Canadian oil and gas companies reaped record profits in 2022 as the war in Ukraine and global fears about energy security drove commodity prices sky-high in the spring of last year.
But prices have been weighed down so far in 2023 by uncertainty over the stickiness of global inflation and the chance of a coming economic recession.
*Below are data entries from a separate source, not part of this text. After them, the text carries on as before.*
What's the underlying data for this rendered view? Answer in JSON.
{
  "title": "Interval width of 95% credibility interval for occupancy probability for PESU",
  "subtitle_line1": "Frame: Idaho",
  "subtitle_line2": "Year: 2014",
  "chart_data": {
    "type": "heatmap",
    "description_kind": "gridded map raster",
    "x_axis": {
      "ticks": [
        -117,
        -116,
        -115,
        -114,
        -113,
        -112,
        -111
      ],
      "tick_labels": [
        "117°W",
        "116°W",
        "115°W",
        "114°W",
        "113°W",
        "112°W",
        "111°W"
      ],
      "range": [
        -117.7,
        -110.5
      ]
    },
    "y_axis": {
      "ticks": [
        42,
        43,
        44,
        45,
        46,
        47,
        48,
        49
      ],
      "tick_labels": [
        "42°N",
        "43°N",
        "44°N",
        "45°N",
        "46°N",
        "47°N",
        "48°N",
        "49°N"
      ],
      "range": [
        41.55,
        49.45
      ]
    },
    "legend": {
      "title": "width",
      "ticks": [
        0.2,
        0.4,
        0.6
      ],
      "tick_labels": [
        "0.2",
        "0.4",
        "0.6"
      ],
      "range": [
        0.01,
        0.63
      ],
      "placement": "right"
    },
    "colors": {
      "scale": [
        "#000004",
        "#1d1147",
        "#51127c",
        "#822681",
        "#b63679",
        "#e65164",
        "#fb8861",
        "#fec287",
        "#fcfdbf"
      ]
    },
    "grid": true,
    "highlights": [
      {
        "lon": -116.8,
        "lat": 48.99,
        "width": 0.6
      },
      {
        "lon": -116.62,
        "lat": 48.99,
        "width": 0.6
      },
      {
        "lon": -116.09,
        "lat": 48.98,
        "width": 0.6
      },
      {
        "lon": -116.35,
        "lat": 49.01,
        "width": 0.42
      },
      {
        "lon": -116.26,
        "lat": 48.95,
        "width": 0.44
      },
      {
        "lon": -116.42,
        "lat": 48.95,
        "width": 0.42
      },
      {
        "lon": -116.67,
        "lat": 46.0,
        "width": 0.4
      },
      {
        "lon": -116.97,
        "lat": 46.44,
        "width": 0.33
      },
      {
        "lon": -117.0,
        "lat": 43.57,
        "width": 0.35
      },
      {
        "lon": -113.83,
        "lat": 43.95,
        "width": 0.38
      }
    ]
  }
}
However, BMO Capital Markets’ head of energy Bradley Wells said the bank has always had a bullish outlook for the Canadian energy sector for this year, based on what it believes is tight global supply and an overall lack of investment in oil and gas production over the past several years.
He said that OPEC’s announced cut of more than a million barrels per day could easily tilt oil prices into $100-per-barrel territory within a few months.
“That’s certainly a possibility, by the end of this year and into the next year,” Wells said in an interview. “It’s definitely on the table again.”
“It’s a tight supply-demand dynamic to begin with, so when you’re talking about (OPEC’s cut), it’s not a rounding error. It actually is significant.”
For oil and gas executives, volatility has been the name of the game for much of the last decade, so the OPEC news on its own isn’t enough to get most of them to pop the champagne.
“It depends on how long you’ve been doing this, how many cycles have you seen, how much scar tissue you have,” said Ian Dundas, president of Enerplus Corp., on Tuesday.
But Jonathan Wright, CEO of NuVista Energy, said there’s a feeling among many in the industry that after nearly a decade of downturn, Canadian oil and gas is back.
“I would say even without the OPEC cuts ... there’s a lot of analysts calling for quite an increase in oil prices through the second half of the year,” Wright said in an interview.
Wright said he believes the war in Ukraine and its affect on global energy supply show that global investment in oil and gas has not grown at the rate it needs to.
“And that’s because of everyone investing in green (energy), and forgetting that we still need oil and gas,” he said.
“I hope we can find some balance in the middle, because if we don’t, we’re going to end up having shortages.”
In March, CAPP forecast that oil and natural gas investment in upstream production in Canada will hit $40.0 billion in 2023, surpassing pre-COVID investment levels.
In February, the International Energy Agency said global oil demand is forecast to rise by two million barrels per day in 2023.
But the IEA also predicts that while global oil demand will rise each year until 2030, it will peak soon after as electric vehicles and efficiency gains undermine demand.